Jerusalem – President Reuven Rivlin vowed on Sunday at the opening state ceremony for events marking the 20th anniversary of Prime Minister Yitzhak Rabin’s assassination that he will never commute assassin Yigal Amir’s life sentence.
“As long as I am president of Israel, his murderer will not be freed. Curse my hand if it should ever sign a pardon for that evil man,” Rivlin said, noting also how the country had been shaken by the slaying.
“Never. After the murder, a well-known national-religious rabbi spoke with me, and gave expression to the notion that a political assassin is not just simply a murderer.
But he is one who secretly hatched a heinous plot to commit murder against not only the leader of Israel, but the very country itself.”
Looking out at peer generation members seated in the large reception hall at the President’s Residence, Rivlin said: “We are the generation whose world was overturned by the murder. We are the generation that remembers the chasm that was emblematic of the disputes between us during the period preceding the assassination.

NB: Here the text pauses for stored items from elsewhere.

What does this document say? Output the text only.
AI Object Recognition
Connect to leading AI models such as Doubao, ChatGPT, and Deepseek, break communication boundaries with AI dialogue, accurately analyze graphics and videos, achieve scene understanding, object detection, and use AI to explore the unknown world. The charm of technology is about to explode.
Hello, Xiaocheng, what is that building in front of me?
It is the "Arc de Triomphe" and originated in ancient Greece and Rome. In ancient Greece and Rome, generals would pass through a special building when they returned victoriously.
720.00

“We are the generation that remembers that in the aftermath of the assassination we were terrified of the possibility of a civil war and the fear that Israel’s democracy and the Jewish state might be destroyed.”
Rivlin questioned whether enough had been done or is being done to heal the schism in society since Rabin’s slaying and to engrave on the nation’s consciousness how potentially destructive political violence can be. He admitted having been part of the right-wing camp strongly opposed to the Oslo accords, and that he had strenuously disagreed with Rabin and the path he had chosen.
As a champion of democracy in his current role and in his previous role as speaker of the Knesset, Rivlin warned of the danger posed to democracy by radical and extremist fringe elements.
Shimon Peres, Rivlin’s immediate predecessor in office, said how moving it was for him to see Rabin’s grandchildren and great-grandchildren at the ceremony for a man who was not only their grandfather but that of an entire nation.
In a voice choked with emotion, Peres recalled how at the peace rally in Tel Aviv only a few minutes before the shooting, the eyes of the thousands gathered in the square had glistened with hope as they enthusiastically identified with Rabin’s passionate rejection of violence in favor of peace.
Peres remembered how Rabin’s face had beamed and how his voice had shook as he joined the rapturous public in singing the Song of Peace.
“Let the sun rise. Sing a song of peace…”
Then turning from the audience, as if to Rabin himself, Peres spoke of how much he misses him, how much his absence is felt, how much children need him to learn about a Jewish and democratic state; how much soldiers and security forces in general need him when they are deployed on the streets to defend citizens from terrorist attacks.
“You were the symbol of strength and purity of arms,” Peres said. “You are missed by mothers and fathers who yearn for a leader like you, and have not abandoned their hope for a true peace.”
Peres spoke of the alleyways of the Old City of Jerusalem where troops had once marched in triumph and where today “so much blood is being spilled and where the stones of the Western Wall are shedding tears.”
Peres said it was impossible to forget the incitement and the verbal abuse against an elected prime minister.
“Your murder, Yitzhak, was a crime that was born from within and echoes a warning even today. Baseless hatred from within is just as dangerous as external organized hostility,” Peres said.
“Today, 20 years after the murder, I say that the criminal who tried to destroy Israeli democracy and all hope for peace, he is a murderer, not a victor. A killer like him should rot in prison until his dying day,” Peres said.
Peres praised Rabin for understanding the need for territorial compromise.
“They killed you, beloved and loyal leader, but your way remains alive and beating,” Peres said.
After Peres stepped down from the podium, Rabin’s daughter, Dalia, seated near the end of the row, rose, walked up to him and kissed him. She did not do the same when Rivlin finished speaking.
Yonatan Ben Artzi, Rabin’s grandson, said that despite the passing of the years, Rabin’s family feels he is still with them. He denounced Amir as the Jew who killed the peace process and possibly our last chance to reach an accommodation with our neighbors.
“By killing Yitzhak Rabin, he changed the landscape in which we live. We remember the state we had and have not had since that fateful night of hatred and destruction,” he said.
Alluding to attempts by those opposed to Rabin’s ideals to diminish his reputation, Ben Artzi said: “We must not allow extremists to blur the accomplishments of Yitzhak Rabin. He was a man of deeds who never said something just for the sake of talking. His words were always followed by deeds, and his vision demonstrated that he believed that ruling over 1.5 million Palestinians was not synonymous with democracy.”
Ben Artzi mused that if his grandfather was alive today, he would seek a strategic solution to the sorry reality in which Israel finds itself, and bemoaned how as he saw it, Israel’s “leadership has no path and no solutions.